Some weariness after eight months of weekly demonstrations, many of them enormous, is to be expected. But there is also a growing realization that demonstrations are insufficient by themselves to change the situation. Working class solidarity and struggle by striking, and in some cases occupying workplaces, is growing and has the power to force concessions from government and employers. Momentum towards a national general strike needs to be built, to draw all sections of workers and youth together to win real democratic, workplace and social gains. This entails rank and file, democratic control of mass action and creating mass committees of action in the workplaces, communities and colleges that are linked up at local, regional and national levels.
Democratic socialist programme
But wage rises will not last long while prices continue to rise, and do not directly benefit the unemployed, poor farm workers and other sections of the poor. The capitalist system will always try to take back whatever it is forced to concede, while ever it remains in place. The task of active trade unionists, youth and socialists is to raise the idea of a government of workers and the poor to complete the revolution started on January 25th.
The strike wave raises the need for workers in different industries, both public and private sector, to organise their own mass workers’ party. Activists from different struggles need to join together. Youth and students, those fighting for democratic rights and other social and community campaigns also need to join with organised workers.
A democratic socialist programme would include a decent minimum wage of at least LE 1200 linked to rising prices, decent education and healthcare systems, a massive house-building programme and a shorter working week to provide jobs for the unemployed. These must be linked to nationalisation under democratic workers’ control and management of all big companies, large estates and banks. The economy could then be planned to meet the needs of the majority instead of the profits of a tiny minority.

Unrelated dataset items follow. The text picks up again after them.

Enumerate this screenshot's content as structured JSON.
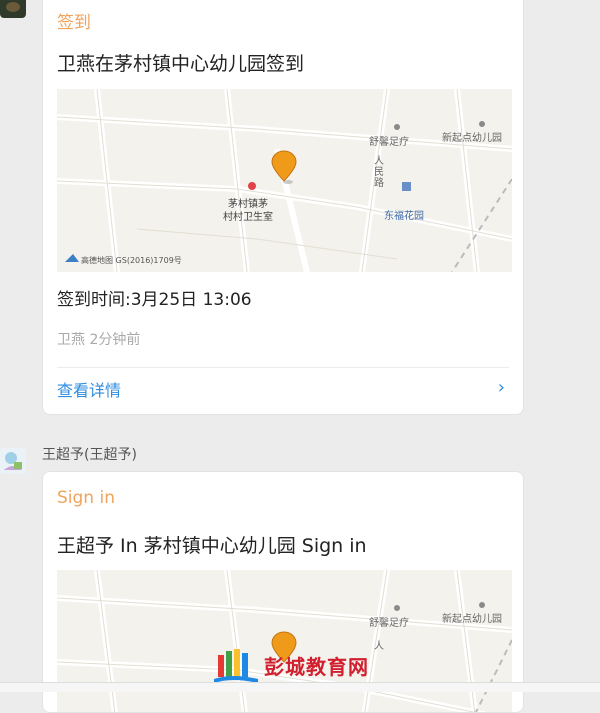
{
  "messages": [
    {
      "card": {
        "type_label": "签到",
        "title": "卫燕在茅村镇中心幼儿园签到",
        "map": {
          "labels": {
            "place1": "舒馨足疗",
            "place2": "新起点幼儿园",
            "road": "人民路",
            "poi1_line1": "茅村镇茅",
            "poi1_line2": "村村卫生室",
            "poi2": "东福花园",
            "copyright": "高德地图 GS(2016)1709号"
          }
        },
        "sign_time": "签到时间:3月25日 13:06",
        "meta": "卫燕 2分钟前",
        "detail_link": "查看详情",
        "chevron": "›"
      }
    },
    {
      "sender": "王超予(王超予)",
      "card": {
        "type_label": "Sign in",
        "title": "王超予 In 茅村镇中心幼儿园 Sign in",
        "map": {
          "labels": {
            "place1": "舒馨足疗",
            "place2": "新起点幼儿园",
            "road": "人"
          }
        }
      }
    }
  ],
  "watermark": {
    "text": "彭城教育网"
  },
  "colors": {
    "accent_orange": "#f0a35c",
    "link_blue": "#2f8de0",
    "pin": "#f09a1a"
  }
}
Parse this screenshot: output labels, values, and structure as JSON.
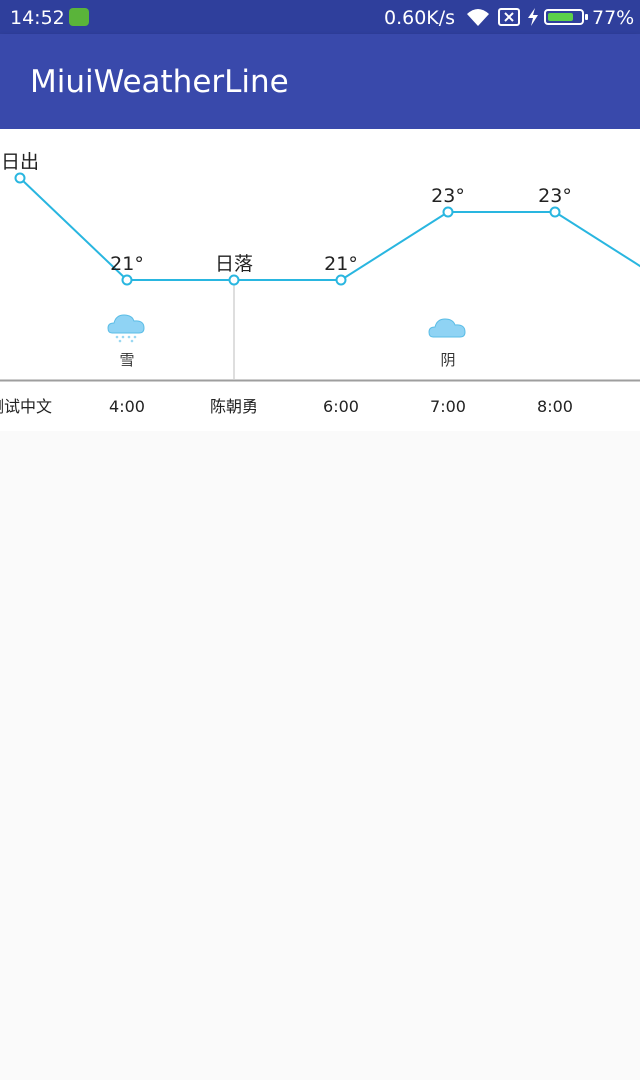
{
  "status_bar": {
    "time": "14:52",
    "net_speed": "0.60K/s",
    "battery_percent": "77%",
    "battery_level": 0.77
  },
  "app_bar": {
    "title": "MiuiWeatherLine"
  },
  "colors": {
    "status_bar": "#2f3f9c",
    "app_bar": "#3949ab",
    "line": "#29b6e0",
    "cloud": "#8fd3f4",
    "baseline": "#9e9e9e"
  },
  "chart_data": {
    "type": "line",
    "points": [
      {
        "label": "日出",
        "time": "测试中文",
        "value": 24
      },
      {
        "label": "21°",
        "time": "4:00",
        "value": 21,
        "weather": "雪",
        "icon": "snow-cloud-icon"
      },
      {
        "label": "日落",
        "time": "陈朝勇",
        "value": 21
      },
      {
        "label": "21°",
        "time": "6:00",
        "value": 21
      },
      {
        "label": "23°",
        "time": "7:00",
        "value": 23,
        "weather": "阴",
        "icon": "cloudy-icon"
      },
      {
        "label": "23°",
        "time": "8:00",
        "value": 23
      },
      {
        "label": "",
        "time": "",
        "value": 21
      }
    ],
    "x_tick_labels": [
      "测试中文",
      "4:00",
      "陈朝勇",
      "6:00",
      "7:00",
      "8:00"
    ],
    "grid": false
  }
}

With such a campaigning programme, an independent voice for workers and youth can be built, including contesting elections (The SCAF regime claims that it will hold elections from November until March 2012). A socialist alternative would challenge the well-financed, pro-big business parties and the Muslim Brotherhood. A call for a government of workers and the poor would expose all the other parties who defend the right of big business to continue to exploit the majority of the population.